結局、無観客といえども色々なコネで会場に入ることができるので、上級国民と一般国民の隔たりが大きくなっていることをひしひしと感じる。また、SNSの普及によってその隔たりが可視化されてしまっている。

そしてその隔たりの可視化が、どういうわけかアスリートへの誹謗中傷につながる。私も理解に苦しむところなのだが、アスリートは一般国民から見える距離にいる一般人で、彼らに怒りの矛先を向けているということなのか。

そんなエセ弱い者いじめをしてもつまらない。皆が電通電通と言うのであれば、電通本社に直接物を言えばいい。株でも買って、株主となって回答を強制させるように質問状を叩きつければよい。しかし、そこまで面倒なことをしたくないのも一般国民なのである。

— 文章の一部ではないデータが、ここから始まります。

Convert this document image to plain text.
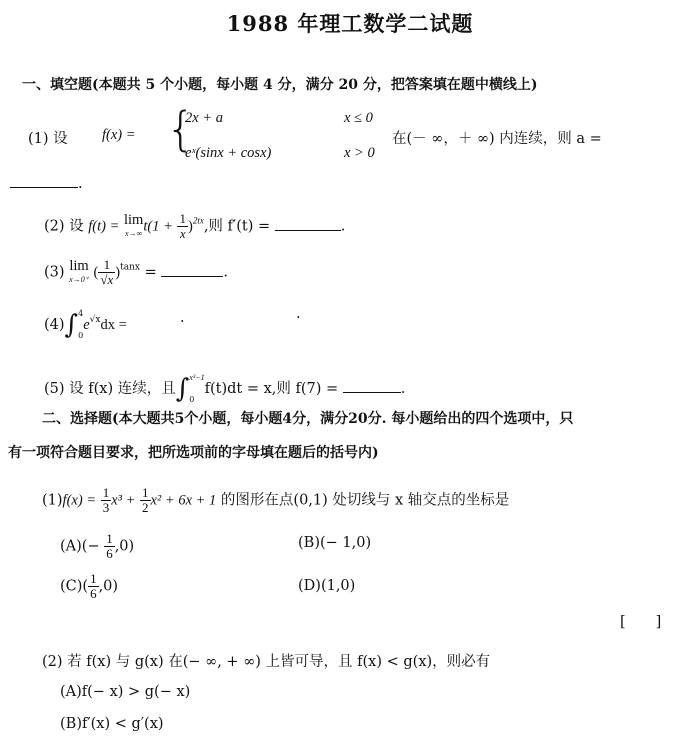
1988 年理工数学二试题
一、填空题(本题共 5 个小题，每小题 4 分，满分 20 分，把答案填在题中横线上)
(1) 设 f(x) = {
2x + a	x ≤ 0
eˣ(sinx + cosx)	x > 0
在(－ ∞，＋ ∞) 内连续，则 a =
.
(2) 设 f(t) = lim
x→∞ $t(1 + \frac{1}{x} )^{2tx}$,则 f′(t) =	.
(3) lim
x→0⁺ ( $\frac{1}{√x} )^{tanx}$ =	.
(4)∫ 4
0
$e^{√x}dx$ =	·	·
(5) 设 f(x) 连续，且∫ x³−1
0
f(t)dt = x,则 f(7) =	.
二、选择题(本大题共5个小题，每小题4分，满分20分. 每小题给出的四个选项中，只
有一项符合题目要求，把所选项前的字母填在题后的括号内)
$(1)f(x) = \frac{1}{3} x^3 + \frac{1}{2} x^2 + 6x + 1$ 的图形在点(0,1) 处切线与 x 轴交点的坐标是
$(A)(- \frac{1}{6} ,0)$	(B)(− 1,0)
$(C)( \frac{1}{6} ,0)$	(D)(1,0)
[ ]
(2) 若 f(x) 与 g(x) 在(− ∞, + ∞) 上皆可导，且 f(x) < g(x)，则必有
(A)f(− x) > g(− x)
(B)f′(x) < g′(x)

東京の一般国民の一握り・3300人の上に成り立つ東京オリンピックについて今日も例のごとく言及する。

柔道

曽根の金メダルによって、毎日金メダルを見ることとなった(と思う)。日本柔道に有利なルール改正となったことも挙げられているが、地元開催で体調管理をしやすいこと、ロンドン五輪前後の混乱によって合宿のペースや学校・実業団での役割分担が明確になったこともあるだろう。

これだけ金メダルを獲得すると、2010年頃の柔道を思い出す。福見が、中村が、小野が、穴井がこの井上・増地体制下でオリンピックに出場すれば、どのように活躍していたのだろうか。

しかし、福見は指導者として女子チームをサポートしている。また、福見と代表を争った浅見も同じく女子チームの指導者になっている。選手時代の活躍はほんの一部なのである。指導者としても花開いている(実際のところはわからないが)こともスポーツの醍醐味なのかもしれない。

陸上(長距離)

三浦は3000mSCで日本記録を樹立した上で決勝進出。速い選手にコバンザメのようについていったことを自覚したインタビューだったので、好感を持った。三浦は駅伝だと出雲2区、全日本1区、箱根7区のような、短くてペースを一定にした上で最後に自分のペースで押していける区間で走ると良い記録は出るだろう。これは去年の時点で全日本1区・箱根1区の結果が物語っていることをただ言い換えたまで。もちろん主力選手として主要区間で起用されて然るべきだけど、あれだけトラックで世界で勝負できるのであれば、駅伝の負担を軽くするに越したことはない。

比較対象として思い浮かんだのは、中央学院のエースとして獅子奮迅の活躍をした潰滝である。駅伝での活躍のわりに、3000mSCでは三浦の後塵を拝してしまった。大学時代の潰滝は非常に魅力的な選手だったのだが・・・。

国内では佐藤悠基がコバンザメで無敵になりながらも、ロンドンオリンピックでは周回遅れをかまされて日本と世界との差を見せつけられた10000mでは、やはり終盤のスパートではアフリカ勢の力を見せつけられたものの、相澤のタイムは28分そこそこと、持てる力は出し切ったのかもしれない。

女子5000mは廣中が決勝に進出した。田中も14分台を出して、2人の状態の良さを感じた。廣中と田中があれだけ走ることを考えれば、その2人以上に戦闘力が高いであろう新谷、そして女子10000mは、ブックメーカーで新谷がメダルを獲得できるかどうか賭けられるとすれば、迷わず賭ける。

女子サッカー

先日、大御所の澤穂希が喝を入れた女子サッカーは、点差こそあったものの内容が良かったらしく、澤から一定の評価を得ていた。

今のなでしこはかわいそうな面がある。世代交代が上手くいかなかった。荒川、澤、宮間、鮫島、大儀見、岩清水、川澄、丸山といなくなり、また指導者が佐々木から高倉に変わり、どのようなサッカーを目指すのか不鮮明になっていたのではないか。そして、理想と現実の実力が追いつかないようなもどかしさもあったのではないか。しかし、周りからはどうしても10年前の世界一と比べてしまう。なんともかわいそうだ。あの頃とはメンツが違う。そして2011年と2021年の間に大きな断絶がある。

余談だが、澤は監督として上手くいくかというと私は上手くいかない気がする。澤はあらゆる世界のサッカーを知っている一方で、本来は職人タイプ。上記で挙げた中だと、宮間が監督になるとよい。宮間は色々な苦労をしてきた分、指導者として大成すると思う。その宮間の相談相手として澤がいる、ぐらいの感じだと、自分たちのやりたいサッカーを形にできていくように思う。